08.09.2020 | In Östringen will man mit der sorgfältigen Aufarbeitung umfangreicher Dokumente, Akten, Planunterlagen und Bildmaterialien aus den Archiven des ehemaligen örtlichen Nylonfaserwerks einen wichtigen Teil der jüngeren Stadtgeschichte in seinen Details nachzeichnen.
Sozusagen auf der „grünen Wiese“ war westlich von Östringen ab 1963 das damals mit Abstand größte Nylonfaserwerk Europas entstanden, in dem phasenweise an die 3.000 Mitarbeiter beschäftigt waren. Das ehrgeizige Projekt, für das der britische ICI-Konzern im Rahmen seiner Strategie zur Expansion auf den Kontinent rund 430 Millionen D-Mark investierte, behauptete nicht zuletzt auch wegen vieler innovativer Entwicklungen über Jahrzehnte eine weltweit führende Stellung bei der Herstellung und Verbesserung von Nylonfasern. Die „Nylon“, wie die hochmoderne Produktionsstätte im Sprachgebrauch der Einheimischen und Beschäftigten kurz und prägnant bezeichnet wurde, bescherte Östringen nicht nur Weltruf, sondern machte aus dem einst von bäuerlicher Landwirtschaft und kleingewerblichem Handwerk geprägten Kraichgauflecken Östringen binnen kurzem einen rasant aufstrebenden Industriestandort.
Nachdem die Eigentümer des Unternehmens ab 1993 mehrfach gewechselt hatten – auf die ICI folgte der amerikanische Chemiemulti DuPont, später übernahm Invista und schließlich wurde die Sparte Textil vom israelischen Nilit-Konzern fortgeführt – ist das Östringer Nylonfaserwerk seit seiner Schließung 2011 Geschichte.
Dass nun das „Nylon-Erbe“ von Östringen für die Nachwelt gesichert werden kann, ist der Initiative des früheren ICI-Prokuristen Walter Rothermel zu verdanken, der sich in Verhandlungen mit der Firma Invista die vielfältigen Dokumente und Unterlagen sowie zudem auch Teile des einst für die Nylonherstellung verwendeten Maschinenparks sichern konnte.

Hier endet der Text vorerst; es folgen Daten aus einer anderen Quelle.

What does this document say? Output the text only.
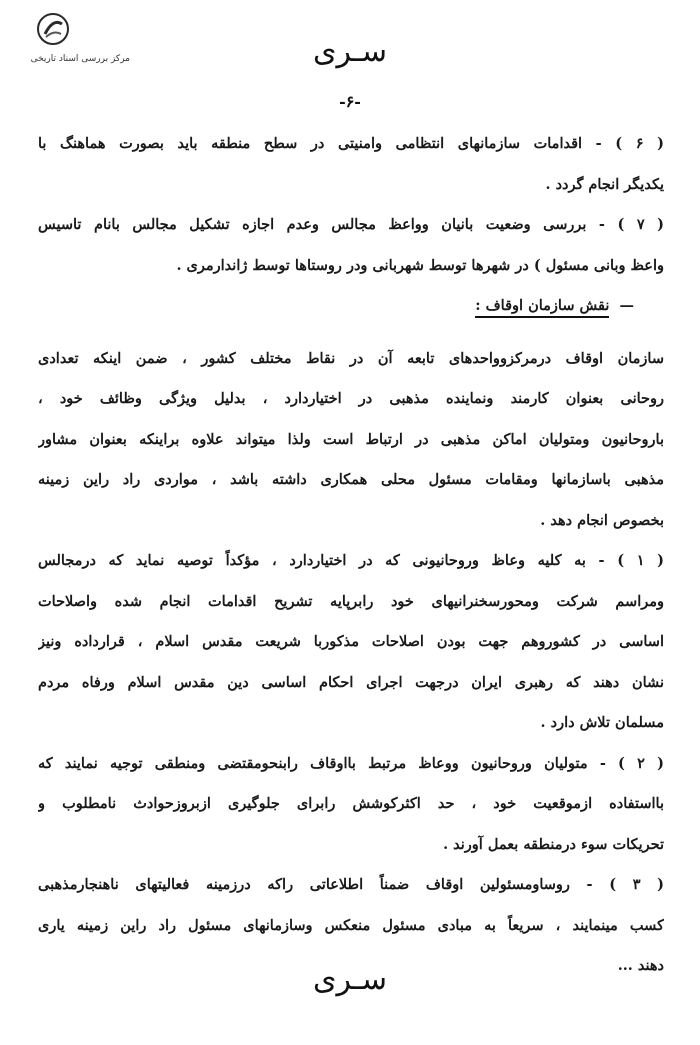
مرکز بررسی اسناد تاریخی	سـری
-۶-

( ۶ ) - اقدامات سازمانهای انتظامی وامنیتی در سطح منطقه باید بصورت هماهنگ با
یکدیگر انجام گردد .

( ۷ ) - بررسی وضعیت بانیان وواعظ مجالس وعدم اجازه تشکیل مجالس بانام تاسیس
واعظ وبانی مسئول ) در شهرها توسط شهربانی ودر روستاها توسط ژاندارمری .

—  نقش سازمان اوقاف :

سازمان اوقاف درمرکزوواحدهای تابعه آن در نقاط مختلف کشور ، ضمن اینکه تعدادی
روحانی بعنوان کارمند ونماینده مذهبی در اختیاردارد ، بدلیل ویژگی وظائف خود ،
باروحانیون ومتولیان اماکن مذهبی در ارتباط است ولذا میتواند علاوه براینکه بعنوان مشاور
مذهبی باسازمانها ومقامات مسئول محلی همکاری داشته باشد ، مواردی راد راین زمینه
بخصوص انجام دهد .

( ۱ ) - به کلیه وعاظ وروحانیونی که در اختیاردارد ، مؤکداً توصیه نماید که درمجالس
ومراسم شرکت ومحورسخنرانیهای خود رابرپایه تشریح اقدامات انجام شده واصلاحات
اساسی در کشوروهم جهت بودن اصلاحات مذکوربا شریعت مقدس اسلام ، قرارداده ونیز
نشان دهند که رهبری ایران درجهت اجرای احکام اساسی دین مقدس اسلام ورفاه مردم
مسلمان تلاش دارد .

( ۲ ) - متولیان وروحانیون ووعاظ مرتبط بااوقاف رابنحومقتضی ومنطقی توجیه نمایند که
بااستفاده ازموقعیت خود ، حد اکثرکوشش رابرای جلوگیری ازبروزحوادث نامطلوب و
تحریکات سوء درمنطقه بعمل آورند .

( ۳ ) - روساومسئولین اوقاف ضمناً اطلاعاتی راکه درزمینه فعالیتهای ناهنجارمذهبی
کسب مینمایند ، سریعاً به مبادی مسئول منعکس وسازمانهای مسئول راد راین زمینه یاری
دهند ...

سـری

Wertvolle Zeugnisse der Zeitgeschichte
Mit der Stadtverwaltung konnte sich Rothermel zwischenzeitlich darauf verständigen, dass das Nylon-Archiv bis auf weiteres in einem im Eigentum der Kommune stehenden Anwesen in der Gartenstraße sein Domizil bekommt. „Diese wertvollen Zeugnisse der Zeitgeschichte mit ihrer besonderen Bedeutung für die lokale und regionale Entwicklung mussten wir auf jeden Fall vor der Vernichtung bewahren“, begründete Bürgermeister Felix Geider jetzt die Übernahme der umfangreichen Aktenkonvolute und Materialsammlungen, die nun vom Freundeskreis des Heimatmuseums sowie einer Reihe ehemaliger Nylon-Mitarbeiter gesichtet, nach Entstehungszeitpunkt und thematischen Zusammenhängen aufgearbeitet und schließlich nach den Regeln des Archivwesens geordnet werden.
Bei einem Treffen im Archivraum warfen die Ehrenamtlichen nun einen ersten Blick auf die historischen Dokumente, darunter eine große Anzahl von Fotos, Videos und Dias, Druckschriften des ehemaligen Werks, Bau- und Organisationspläne sowie Produkt- und Verfahrensbeschreibungen. Vervollständigt wird das Archivgut von diversen Anschauungsmaterialien wie dem Schmelzgranulat als Ausgangsstoff der Faserherstellung, gesponnenen Nylonfasern sowie einer Reihe von Beispielen für die Verwendung dieser Fasern vom Nylonstrumpf bis hin zum Teppichboden.
Nylonstrümpfe aus Östringen für die Welt
„Zeitweise hatten auf dieser Welt fast alle Damen, die Nylonstrümpfe trugen, damit einen ganz unmittelbaren Bezug zu Östringen“, schmunzelt Walter Rothermel bei der Erinnerung an eine heute längst vergangene Zeit. Der inzwischen 79-Jährige ist trotz seines fortgeschrittenen Alters umtriebig wie eh und je. Seinen Vorstellungen zufolge soll der damalige Produktionsablauf der interessierten Öffentlichkeit in einem virtuellen Rundgang dargestellt werden und Rothermel trägt sich sogar mit Überlegungen, den Prozess zur Herstellung von Nylonfasern, der zu den Glanzzeiten des Östringer Werks zu den bestgehüteten Industriegeheimnissen der Chemiebranche zählte, zu Demonstrationszwecken in kleinem Maßstab noch einmal in Gang zu bringen. Sachkundige und tatkräftige Unterstützung hat Walter Rothermel mit seinem Vorhaben sehr schnell insbesondere auch bei Gabriele Offner, der Leiterin des Östringer Heimatmuseums gefunden – durchaus kein Zufall, denn auch Offner arbeitete lange Jahre bei der „Nylon“.